Ketz Alison C, Johnson Therese L, Hooten Mevin B, Hobbs N Thompson
Natural Resource Ecology Lab Department of Ecosystem Science and Sustainability, and Graduate Degree Program in Ecology Colorado State University Fort Collins Colorado.
National Park Service Rocky Mountain National Park Estes Park Colorado.
Ecol Evol. 2019 Mar 2;9(6):3130-3140. doi: 10.1002/ece3.4927. eCollection 2019 Mar.

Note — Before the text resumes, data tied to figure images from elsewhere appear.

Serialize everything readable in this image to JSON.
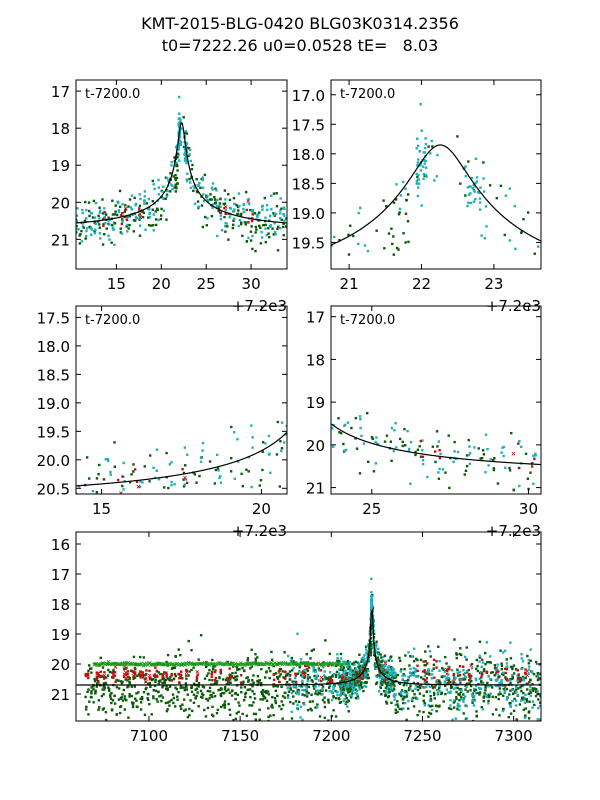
{
  "title": {
    "line1": "KMT-2015-BLG-0420 BLG03K0314.2356",
    "line2": "t0=7222.26 u0=0.0528 tE=   8.03"
  },
  "colors": {
    "dark_green": "#0b5a0b",
    "cyan": "#1fb0b8",
    "red": "#c01010",
    "green_x": "#1a9a1a",
    "model": "#000000"
  },
  "model": {
    "t0": 7222.26,
    "u0": 0.0528,
    "tE": 8.03,
    "baseline_mag": 20.7,
    "peak_mag": 17.85
  },
  "chart_data": [
    {
      "id": "panel-top-left",
      "type": "scatter",
      "label": "t-7200.0",
      "x_offset_label": "+7.2e3",
      "xlim": [
        10.5,
        34.0
      ],
      "ylim": [
        21.8,
        16.7
      ],
      "xticks": [
        15,
        20,
        25,
        30
      ],
      "yticks": [
        17,
        18,
        19,
        20,
        21
      ],
      "ytick_labels": [
        "17",
        "18",
        "19",
        "20",
        "21"
      ]
    },
    {
      "id": "panel-top-right",
      "type": "scatter",
      "label": "t-7200.0",
      "x_offset_label": "+7.2e3",
      "xlim": [
        20.75,
        23.65
      ],
      "ylim": [
        19.95,
        16.75
      ],
      "xticks": [
        21,
        22,
        23
      ],
      "yticks": [
        17.0,
        17.5,
        18.0,
        18.5,
        19.0,
        19.5
      ],
      "ytick_labels": [
        "17.0",
        "17.5",
        "18.0",
        "18.5",
        "19.0",
        "19.5"
      ]
    },
    {
      "id": "panel-mid-left",
      "type": "scatter",
      "label": "t-7200.0",
      "x_offset_label": "+7.2e3",
      "xlim": [
        14.2,
        20.8
      ],
      "ylim": [
        20.6,
        17.3
      ],
      "xticks": [
        15,
        20
      ],
      "yticks": [
        17.5,
        18.0,
        18.5,
        19.0,
        19.5,
        20.0,
        20.5
      ],
      "ytick_labels": [
        "17.5",
        "18.0",
        "18.5",
        "19.0",
        "19.5",
        "20.0",
        "20.5"
      ]
    },
    {
      "id": "panel-mid-right",
      "type": "scatter",
      "label": "t-7200.0",
      "x_offset_label": "+7.2e3",
      "xlim": [
        23.7,
        30.4
      ],
      "ylim": [
        21.15,
        16.75
      ],
      "xticks": [
        25,
        30
      ],
      "yticks": [
        17,
        18,
        19,
        20,
        21
      ],
      "ytick_labels": [
        "17",
        "18",
        "19",
        "20",
        "21"
      ]
    },
    {
      "id": "panel-bottom",
      "type": "scatter",
      "label": "",
      "x_offset_label": "",
      "xlim": [
        7060,
        7315
      ],
      "ylim": [
        21.9,
        15.6
      ],
      "xticks": [
        7100,
        7150,
        7200,
        7250,
        7300
      ],
      "yticks": [
        16,
        17,
        18,
        19,
        20,
        21
      ],
      "ytick_labels": [
        "16",
        "17",
        "18",
        "19",
        "20",
        "21"
      ]
    }
  ]
}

Ecologists use classifications of individuals in categories to understand composition of populations and communities. These categories might be defined by demographics, functional traits, or species. Assignment of categories is often imperfect, but frequently treated as observations without error. When individuals are observed but not classified, these "partial" observations must be modified to include the missing data mechanism to avoid spurious inference.We developed two hierarchical Bayesian models to overcome the assumption of perfect assignment to mutually exclusive categories in the multinomial distribution of categorical counts, when classifications are missing. These models incorporate auxiliary information to adjust the posterior distributions of the proportions of membership in categories. In one model, we use an empirical Bayes approach, where a subset of data from one year serves as a prior for the missing data the next. In the other approach, we use a small random sample of data within a year to inform the distribution of the missing data.We performed a simulation to show the bias that occurs when partial observations were ignored and demonstrated the altered inference for the estimation of demographic ratios. We applied our models to demographic classifications of elk () to demonstrate improved inference for the proportions of sex and stage classes.We developed multiple modeling approaches using a generalizable nested multinomial structure to account for partially observed data that were missing not at random for classification counts. Accounting for classification uncertainty is important to accurately understand the composition of populations and communities in ecological studies.
生态学家使用将个体分类的方式来理解种群和群落的组成。这些类别可能由人口统计学特征、功能性状或物种来定义。类别分配往往并不完美,但通常被当作无误差的观测值。当个体被观测到但未被分类时,这些“不完整”的观测值必须经过修正,以纳入缺失数据机制,从而避免错误推断。我们开发了两种层次贝叶斯模型,以克服在分类计数的多项分布中,当分类缺失时,对相互排斥类别进行完美分配的假设。这些模型纳入辅助信息,以调整类别成员比例的后验分布。在一个模型中,我们采用经验贝叶斯方法,将某一年的数据子集用作下一年缺失数据的先验。在另一种方法中,我们使用一年内的数据小随机样本,来为缺失数据的分布提供信息。我们进行了一项模拟,以展示忽略不完整观测值时出现的偏差,并证明在估计人口统计比率时推断的改变。我们将模型应用于麋鹿()的人口统计分类,以证明在性别和阶段类别比例的推断上有所改进。我们使用可推广的嵌套多项结构开发了多种建模方法,以处理分类计数中并非随机缺失的部分观测数据。在生态研究中,考虑分类不确定性对于准确理解种群和群落的组成很重要。